WARSAW – Education issues were front and center Friday at the legislative “Third House” in Warsaw as two Republican state lawmakers defended the state’s efforts to provide more support for teachers.
State lawmakers are more than halfway done with this year’s short legislative session. Attempts to consider legislation to boost teacher pay this year died quickly when Republicans rebuffed ideas of using state reserves or other sources ahead of next year’s budget session.
Instead, the Republican-controlled General Assembly chose to use some surplus money to pay for higher education projects and declined an effort by Democrats to fund teacher raises with money from a retirement fund, according to State Sen. Ryan Mishler.
Mishler was one of three lawmakers who took part in a legislative Third House at the Shrine Building Friday, Feb. 14, that was hosted by the Warsaw Rotary Club and organized by Kosciusko Chamber of Commerce. State Rep. Dave Wolkins and Curt Nisley also participated.

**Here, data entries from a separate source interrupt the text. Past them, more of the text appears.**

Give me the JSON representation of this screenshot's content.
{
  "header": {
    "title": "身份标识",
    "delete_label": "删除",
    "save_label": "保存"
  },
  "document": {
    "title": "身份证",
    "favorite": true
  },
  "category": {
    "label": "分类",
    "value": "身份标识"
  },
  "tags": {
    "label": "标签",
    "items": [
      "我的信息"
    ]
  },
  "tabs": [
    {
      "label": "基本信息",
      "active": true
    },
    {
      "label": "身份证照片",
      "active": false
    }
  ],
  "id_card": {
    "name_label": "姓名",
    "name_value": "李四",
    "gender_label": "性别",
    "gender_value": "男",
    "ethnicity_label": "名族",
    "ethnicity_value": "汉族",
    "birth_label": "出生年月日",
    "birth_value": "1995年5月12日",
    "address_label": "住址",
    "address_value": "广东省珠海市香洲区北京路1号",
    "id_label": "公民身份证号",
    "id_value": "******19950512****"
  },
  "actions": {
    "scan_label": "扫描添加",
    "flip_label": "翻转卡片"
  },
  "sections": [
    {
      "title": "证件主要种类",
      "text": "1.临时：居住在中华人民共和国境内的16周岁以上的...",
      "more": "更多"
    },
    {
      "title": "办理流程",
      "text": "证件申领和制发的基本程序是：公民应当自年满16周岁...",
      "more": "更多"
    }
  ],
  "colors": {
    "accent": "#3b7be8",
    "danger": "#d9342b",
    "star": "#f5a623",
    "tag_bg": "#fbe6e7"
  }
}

Mishler said Democrats wanted to divert $100 million from the “396 teacher retirement fund,” which is already heavily in debt. The move would have cost $2 billion extra as the state works harder to eliminate the retirement fund debt.
“That’s the reason we didn’t want to do it because it takes from the retirement fund,” Mishler said.
Meanwhile, Wolkins went after the organizers of the Red for Ed protest that attracted a huge crowd in Indianapolis in November.
Just weeks ago, Wolkins had publicly sparred with Warsaw Community Schools Superintendent Dr. David Hoffert over how much money the district had dedicated to teacher pay hikes, with Wolkins claiming the district could have provided more.
Wolkins had spoken out after a union leader predicted Wollkins would counter with Republican “talking points.”
On Friday, Wolkins encouraged people to Google Red for Ed to learn more about the organizers and how they started.
“Teachers are being used by the group. It was started by Democrat Socialists of America. They have two agendas. Get rid of (President) Trump and Betsy DeVos of the Department of Education. Teachers are so frustrated they bought into it. They were duped,” Wolkins said.
“They had legitimate concerns and we are attempting to address those,” he added.
Red For Ed had the full support of the Indiana State Teachers Association, but searches online can turn up supposed links between the protest and “socialists.”
Mishler also brought up a recent scandal involving two virtual schools funded significantly with public tax dollars.
An investigation into the virtual charter schools in Daleville found that the schools inappropriately received more than $68 million combined from the state.
State investigators determined last year that the charter schools had inflated their enrollment to defraud the state The new report details fraud, misuse of funds and a lack of oversight by school officials and the schools’ charter authorizer, Daleville Community Schools.
The case has been turned over to the State Attorney General, and Mishler said he hopes somebody is prosecuted.
He said lawmakers need to work with the state department of education to improve the monitoring of virtual schools.
Specifically, Mishler said the state should hold the authorizing entity for schools more accountable for outstanding notes and other issues in order “to make them think twice about authorizing some of these outfits.”
Several educators, including Hoffert, attended the meeting and afterward met privately with the lawmakers.